Ethiopia Sets New Standards for the Management of Acute Malnutrition

Addis Ababa, 25 June 2019 | Every month over 25,000 children with severe acute malnutrition are admitted to hospitals across Ethiopia. If not identified early and treated properly, these children could die. Survivors are more likely to perform poorly in school and, once grown up, girls are more likely to suffer from complications during childbirth.

In an effort to improve malnutrition detection and care, a government-led technical working group supported by the World Health Organization (WHO) recently revised and updated the National Guideline for the Management of Acute Malnutrition.

The new guideline was launched on June 25th, 2019 by Dr Lia Kebede, State Minister of the Federal Ministry of Health, who noted that "nutrition is now getting the attention it deserves. We launched the first ever Food and Nutrition Policy in 2018, and today we are gathered here for another very important milestone, to launch the revised guideline for management of acute malnutrition; the guideline which is expected to benefit children and mothers greatly when properly implemented".

The guideline replaces the 2007 protocol for management of acute malnutrition, and is based on the 2013 WHO global recommendation for the management of severe acute malnutrition.

The launching ceremony in Addis Ababa was attended by government officials from Federal and Regional Health Bureaus, NGOs, the donor community and representatives from United Nations agencies.

The new guideline provides structured guidance for frontline health care professionals on how to care for those affected by acute malnutrition. It includes evidence-based revisions for using routine drugs for malnourished children, sensitive admission and discharge criteria for nutrition programs, and incorporation of the management of moderate acute malnutrition into health facility services. The whole spectrum of care for malnourished children is covered, including in-patient therapeutic management in stabilization centers, out-patient therapeutic management, supplementary feeding programs, and community-level involvement and engagement in the prevention and identification of malnutrition.
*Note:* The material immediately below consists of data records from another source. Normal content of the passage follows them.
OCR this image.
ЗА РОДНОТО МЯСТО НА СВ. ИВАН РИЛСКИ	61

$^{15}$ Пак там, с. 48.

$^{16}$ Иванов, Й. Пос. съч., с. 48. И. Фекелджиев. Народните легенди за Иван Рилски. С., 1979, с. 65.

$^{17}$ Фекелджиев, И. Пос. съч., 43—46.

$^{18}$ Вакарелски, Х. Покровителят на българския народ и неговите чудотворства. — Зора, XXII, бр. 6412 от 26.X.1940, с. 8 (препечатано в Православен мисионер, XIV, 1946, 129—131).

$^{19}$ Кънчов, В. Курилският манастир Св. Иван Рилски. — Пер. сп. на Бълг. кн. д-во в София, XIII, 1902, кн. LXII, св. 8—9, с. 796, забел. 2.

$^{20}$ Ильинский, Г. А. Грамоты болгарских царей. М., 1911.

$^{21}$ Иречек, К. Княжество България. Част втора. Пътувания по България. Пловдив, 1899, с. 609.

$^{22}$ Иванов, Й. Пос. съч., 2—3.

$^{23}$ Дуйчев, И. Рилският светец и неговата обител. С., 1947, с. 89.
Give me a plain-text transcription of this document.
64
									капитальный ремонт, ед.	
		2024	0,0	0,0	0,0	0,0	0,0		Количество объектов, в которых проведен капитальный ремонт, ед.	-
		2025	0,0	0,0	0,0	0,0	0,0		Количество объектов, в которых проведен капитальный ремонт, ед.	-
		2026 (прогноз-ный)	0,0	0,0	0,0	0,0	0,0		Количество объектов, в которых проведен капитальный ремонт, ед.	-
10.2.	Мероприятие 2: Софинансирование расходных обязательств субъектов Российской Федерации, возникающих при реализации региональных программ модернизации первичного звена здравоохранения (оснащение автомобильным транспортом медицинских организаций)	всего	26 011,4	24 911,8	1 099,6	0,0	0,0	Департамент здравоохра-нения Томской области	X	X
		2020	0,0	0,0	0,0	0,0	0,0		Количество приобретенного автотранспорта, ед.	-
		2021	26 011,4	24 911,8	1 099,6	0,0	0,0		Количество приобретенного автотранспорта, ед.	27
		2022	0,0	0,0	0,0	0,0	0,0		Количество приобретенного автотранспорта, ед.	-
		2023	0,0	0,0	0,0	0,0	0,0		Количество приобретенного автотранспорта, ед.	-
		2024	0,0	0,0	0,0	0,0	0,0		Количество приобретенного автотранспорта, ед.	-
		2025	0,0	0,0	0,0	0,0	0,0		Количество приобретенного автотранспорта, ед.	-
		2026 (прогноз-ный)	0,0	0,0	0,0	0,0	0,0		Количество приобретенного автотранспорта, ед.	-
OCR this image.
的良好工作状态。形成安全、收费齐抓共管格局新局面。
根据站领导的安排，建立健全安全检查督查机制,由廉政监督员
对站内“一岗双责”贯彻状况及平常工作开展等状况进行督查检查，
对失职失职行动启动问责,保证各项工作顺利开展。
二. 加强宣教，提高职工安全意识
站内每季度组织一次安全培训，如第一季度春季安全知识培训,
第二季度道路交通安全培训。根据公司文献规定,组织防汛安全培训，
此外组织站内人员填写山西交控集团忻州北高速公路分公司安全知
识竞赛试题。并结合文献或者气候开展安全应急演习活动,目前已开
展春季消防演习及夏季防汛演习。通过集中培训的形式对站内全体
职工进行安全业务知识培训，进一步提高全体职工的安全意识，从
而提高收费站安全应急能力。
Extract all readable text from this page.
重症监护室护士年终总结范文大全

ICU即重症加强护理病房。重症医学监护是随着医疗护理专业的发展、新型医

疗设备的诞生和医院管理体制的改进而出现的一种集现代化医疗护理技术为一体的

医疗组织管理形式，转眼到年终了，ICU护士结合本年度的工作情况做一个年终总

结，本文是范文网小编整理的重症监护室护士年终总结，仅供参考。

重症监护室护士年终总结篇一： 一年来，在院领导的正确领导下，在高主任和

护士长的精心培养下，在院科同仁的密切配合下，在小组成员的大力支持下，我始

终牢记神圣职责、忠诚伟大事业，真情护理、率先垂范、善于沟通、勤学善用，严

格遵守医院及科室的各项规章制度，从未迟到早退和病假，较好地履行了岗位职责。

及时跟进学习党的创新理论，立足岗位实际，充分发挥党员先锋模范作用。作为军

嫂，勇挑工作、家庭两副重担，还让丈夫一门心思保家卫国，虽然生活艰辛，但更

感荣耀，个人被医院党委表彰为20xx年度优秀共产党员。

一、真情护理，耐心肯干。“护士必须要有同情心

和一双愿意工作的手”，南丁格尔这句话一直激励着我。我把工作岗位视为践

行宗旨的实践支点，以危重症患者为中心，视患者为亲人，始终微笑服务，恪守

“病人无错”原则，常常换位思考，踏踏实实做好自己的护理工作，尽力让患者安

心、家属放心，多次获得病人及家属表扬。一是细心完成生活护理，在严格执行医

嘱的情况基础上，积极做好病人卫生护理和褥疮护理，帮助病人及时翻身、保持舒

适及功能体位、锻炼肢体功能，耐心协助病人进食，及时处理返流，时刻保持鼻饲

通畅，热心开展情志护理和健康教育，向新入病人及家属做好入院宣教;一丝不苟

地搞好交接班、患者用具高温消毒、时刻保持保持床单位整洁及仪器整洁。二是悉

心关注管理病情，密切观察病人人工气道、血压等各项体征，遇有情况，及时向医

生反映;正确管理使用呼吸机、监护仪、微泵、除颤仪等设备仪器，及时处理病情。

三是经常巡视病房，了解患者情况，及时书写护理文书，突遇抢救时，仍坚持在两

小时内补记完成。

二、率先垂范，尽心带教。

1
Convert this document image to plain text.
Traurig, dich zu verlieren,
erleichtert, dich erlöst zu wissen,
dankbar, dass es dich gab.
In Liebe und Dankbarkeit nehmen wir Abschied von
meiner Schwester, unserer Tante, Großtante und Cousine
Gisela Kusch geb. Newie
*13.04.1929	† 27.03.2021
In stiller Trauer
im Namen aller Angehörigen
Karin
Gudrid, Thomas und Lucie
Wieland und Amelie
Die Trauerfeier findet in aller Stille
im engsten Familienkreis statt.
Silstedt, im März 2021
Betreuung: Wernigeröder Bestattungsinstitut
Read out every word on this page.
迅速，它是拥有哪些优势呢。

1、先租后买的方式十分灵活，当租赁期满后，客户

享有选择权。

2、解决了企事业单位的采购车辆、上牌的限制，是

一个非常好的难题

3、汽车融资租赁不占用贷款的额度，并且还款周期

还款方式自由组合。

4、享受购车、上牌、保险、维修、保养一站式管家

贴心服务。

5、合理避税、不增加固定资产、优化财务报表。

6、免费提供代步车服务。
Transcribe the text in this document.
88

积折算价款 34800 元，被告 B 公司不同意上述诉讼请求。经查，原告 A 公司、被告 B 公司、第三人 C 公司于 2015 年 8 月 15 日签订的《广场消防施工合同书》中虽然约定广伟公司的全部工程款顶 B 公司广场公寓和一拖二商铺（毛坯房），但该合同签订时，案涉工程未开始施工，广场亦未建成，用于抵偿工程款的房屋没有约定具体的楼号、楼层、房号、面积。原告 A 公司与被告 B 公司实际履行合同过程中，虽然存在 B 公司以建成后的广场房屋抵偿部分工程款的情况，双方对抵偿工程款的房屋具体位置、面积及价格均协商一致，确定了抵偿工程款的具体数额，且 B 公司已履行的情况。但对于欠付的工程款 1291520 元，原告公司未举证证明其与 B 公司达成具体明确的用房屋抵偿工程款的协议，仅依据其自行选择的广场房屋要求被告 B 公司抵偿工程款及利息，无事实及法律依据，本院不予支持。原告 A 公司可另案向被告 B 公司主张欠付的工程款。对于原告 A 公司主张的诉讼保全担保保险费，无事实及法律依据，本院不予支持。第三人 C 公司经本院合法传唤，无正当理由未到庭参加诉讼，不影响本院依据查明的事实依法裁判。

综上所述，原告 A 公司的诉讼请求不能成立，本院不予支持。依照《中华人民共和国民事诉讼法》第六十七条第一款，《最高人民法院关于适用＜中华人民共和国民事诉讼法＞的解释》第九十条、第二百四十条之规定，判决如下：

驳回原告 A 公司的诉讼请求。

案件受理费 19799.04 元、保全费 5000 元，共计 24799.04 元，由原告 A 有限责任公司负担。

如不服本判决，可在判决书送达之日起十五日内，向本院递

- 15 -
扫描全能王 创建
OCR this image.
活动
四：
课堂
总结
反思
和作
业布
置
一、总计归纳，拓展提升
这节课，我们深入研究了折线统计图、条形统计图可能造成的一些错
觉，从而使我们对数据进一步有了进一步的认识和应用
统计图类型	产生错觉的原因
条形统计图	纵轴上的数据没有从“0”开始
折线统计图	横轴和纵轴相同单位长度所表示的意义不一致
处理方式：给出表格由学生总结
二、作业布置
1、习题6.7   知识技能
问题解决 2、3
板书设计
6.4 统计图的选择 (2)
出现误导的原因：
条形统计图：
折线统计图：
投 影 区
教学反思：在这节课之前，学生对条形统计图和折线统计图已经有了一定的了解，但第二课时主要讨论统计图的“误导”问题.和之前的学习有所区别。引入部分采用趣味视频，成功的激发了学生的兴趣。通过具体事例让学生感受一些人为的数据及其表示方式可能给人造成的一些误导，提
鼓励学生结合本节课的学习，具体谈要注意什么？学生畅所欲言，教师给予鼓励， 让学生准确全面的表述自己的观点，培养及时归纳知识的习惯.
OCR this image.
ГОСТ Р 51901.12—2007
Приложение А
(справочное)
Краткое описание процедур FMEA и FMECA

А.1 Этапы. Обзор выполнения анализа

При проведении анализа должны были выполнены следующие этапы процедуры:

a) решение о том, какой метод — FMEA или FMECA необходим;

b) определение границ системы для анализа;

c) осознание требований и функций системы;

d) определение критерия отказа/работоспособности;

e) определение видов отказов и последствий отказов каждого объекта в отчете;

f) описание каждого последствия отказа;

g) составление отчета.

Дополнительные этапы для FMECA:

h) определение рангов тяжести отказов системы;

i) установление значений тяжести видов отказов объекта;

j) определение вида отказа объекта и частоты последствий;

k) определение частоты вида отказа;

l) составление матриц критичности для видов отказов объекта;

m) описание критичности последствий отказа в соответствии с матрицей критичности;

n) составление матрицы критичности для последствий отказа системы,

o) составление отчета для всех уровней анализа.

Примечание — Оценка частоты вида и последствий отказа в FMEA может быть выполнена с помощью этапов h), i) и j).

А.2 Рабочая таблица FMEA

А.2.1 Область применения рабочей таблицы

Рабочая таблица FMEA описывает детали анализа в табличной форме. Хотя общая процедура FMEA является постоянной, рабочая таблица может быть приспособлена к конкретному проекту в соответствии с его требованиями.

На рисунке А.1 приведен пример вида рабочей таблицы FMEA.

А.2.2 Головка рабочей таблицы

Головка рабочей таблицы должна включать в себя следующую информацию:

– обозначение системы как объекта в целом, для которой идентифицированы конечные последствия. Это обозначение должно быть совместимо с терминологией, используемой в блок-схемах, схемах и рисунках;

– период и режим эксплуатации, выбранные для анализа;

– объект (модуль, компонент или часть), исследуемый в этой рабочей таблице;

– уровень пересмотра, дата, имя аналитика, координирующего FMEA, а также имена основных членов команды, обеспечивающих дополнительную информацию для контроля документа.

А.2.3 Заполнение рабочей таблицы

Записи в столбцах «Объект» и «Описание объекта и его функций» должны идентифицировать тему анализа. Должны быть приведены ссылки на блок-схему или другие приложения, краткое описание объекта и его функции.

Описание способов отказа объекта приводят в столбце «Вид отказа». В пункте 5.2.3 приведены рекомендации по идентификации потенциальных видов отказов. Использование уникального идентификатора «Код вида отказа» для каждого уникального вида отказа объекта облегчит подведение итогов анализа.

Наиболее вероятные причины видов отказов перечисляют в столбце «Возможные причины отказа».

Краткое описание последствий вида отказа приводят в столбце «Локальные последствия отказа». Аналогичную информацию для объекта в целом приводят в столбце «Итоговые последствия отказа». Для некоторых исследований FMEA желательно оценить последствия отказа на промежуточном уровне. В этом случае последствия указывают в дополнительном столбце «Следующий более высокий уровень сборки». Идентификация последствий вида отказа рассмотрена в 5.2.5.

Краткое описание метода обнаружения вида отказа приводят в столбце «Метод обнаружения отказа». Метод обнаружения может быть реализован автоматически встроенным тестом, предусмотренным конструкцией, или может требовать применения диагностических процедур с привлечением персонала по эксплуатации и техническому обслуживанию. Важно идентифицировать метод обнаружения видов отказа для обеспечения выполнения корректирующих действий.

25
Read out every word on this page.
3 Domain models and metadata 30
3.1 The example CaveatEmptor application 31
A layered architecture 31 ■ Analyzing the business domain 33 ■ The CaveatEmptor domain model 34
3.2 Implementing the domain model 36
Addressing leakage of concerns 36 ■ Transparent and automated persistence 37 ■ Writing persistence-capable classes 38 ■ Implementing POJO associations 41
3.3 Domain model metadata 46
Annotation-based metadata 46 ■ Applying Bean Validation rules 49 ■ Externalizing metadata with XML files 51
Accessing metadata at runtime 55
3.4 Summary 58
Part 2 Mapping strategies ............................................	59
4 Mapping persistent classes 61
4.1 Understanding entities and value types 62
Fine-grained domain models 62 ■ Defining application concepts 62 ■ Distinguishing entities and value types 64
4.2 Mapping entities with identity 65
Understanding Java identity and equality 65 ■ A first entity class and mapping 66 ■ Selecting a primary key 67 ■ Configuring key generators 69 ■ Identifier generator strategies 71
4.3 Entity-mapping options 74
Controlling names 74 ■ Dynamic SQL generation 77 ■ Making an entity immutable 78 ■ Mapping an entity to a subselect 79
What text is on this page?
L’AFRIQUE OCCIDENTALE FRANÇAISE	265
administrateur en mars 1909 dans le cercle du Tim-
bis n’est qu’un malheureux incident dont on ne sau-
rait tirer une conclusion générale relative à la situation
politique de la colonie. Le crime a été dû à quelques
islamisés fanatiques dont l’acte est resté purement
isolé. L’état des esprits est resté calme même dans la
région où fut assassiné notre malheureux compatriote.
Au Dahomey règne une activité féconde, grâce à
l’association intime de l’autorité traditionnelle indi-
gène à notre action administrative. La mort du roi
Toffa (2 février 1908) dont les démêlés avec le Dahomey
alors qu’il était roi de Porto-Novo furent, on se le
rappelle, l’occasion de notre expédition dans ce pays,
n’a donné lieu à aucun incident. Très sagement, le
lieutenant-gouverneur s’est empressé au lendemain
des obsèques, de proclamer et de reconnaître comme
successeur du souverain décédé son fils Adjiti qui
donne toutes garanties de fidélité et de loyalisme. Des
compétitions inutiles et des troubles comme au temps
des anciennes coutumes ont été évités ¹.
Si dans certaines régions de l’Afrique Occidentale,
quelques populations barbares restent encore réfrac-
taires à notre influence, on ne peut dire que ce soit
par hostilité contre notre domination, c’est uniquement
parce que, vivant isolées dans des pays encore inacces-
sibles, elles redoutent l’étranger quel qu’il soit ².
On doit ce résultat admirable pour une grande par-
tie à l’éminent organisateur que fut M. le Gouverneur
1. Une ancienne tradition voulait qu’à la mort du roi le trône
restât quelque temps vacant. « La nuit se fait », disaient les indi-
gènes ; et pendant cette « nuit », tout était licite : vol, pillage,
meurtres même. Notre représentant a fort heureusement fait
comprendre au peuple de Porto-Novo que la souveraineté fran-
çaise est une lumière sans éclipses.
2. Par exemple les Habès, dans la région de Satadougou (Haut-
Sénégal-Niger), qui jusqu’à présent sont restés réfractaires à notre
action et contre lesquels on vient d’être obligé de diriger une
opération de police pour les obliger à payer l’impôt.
"With the revised guideline, we will be able to detect children with acute malnutrition earlier and provide them with an improved quality of care," said Dr Aggrey Bategereza, the WHO Representative in Ethiopia a.i. He added that achieving the desired goals requires a concerted effort from all partners, and emphasized that WHO will support the roll-out and implementation of the new guideline in collaboration with other stakeholders.

As a member of the technical working group, WHO supported the government to adapt and understand the WHO global severe acute malnutrition recommendations. It also provided resource materials such as job aids on the in-patient management of SAM which were incorporated into the guideline. WHO as technical lead is also playing its role in the development of training materials for the guideline.

Following the launch, regional focal persons received a technical briefing and developed action plan to ensure that proper interventions for acute malnutrition will be given due place in the work plans of their respective areas.

The high levels of malnutrition in Ethiopia results from an accumulation of different causes, ranging from climate-change induced food shortages and population movements, to an ever-increasing population needing to survive on limited resources. These factors are not easily controlled, which is why finding malnourished children early and providing them effective treatment is a cornerstone in promoting health and supporting successful development in Ethiopia.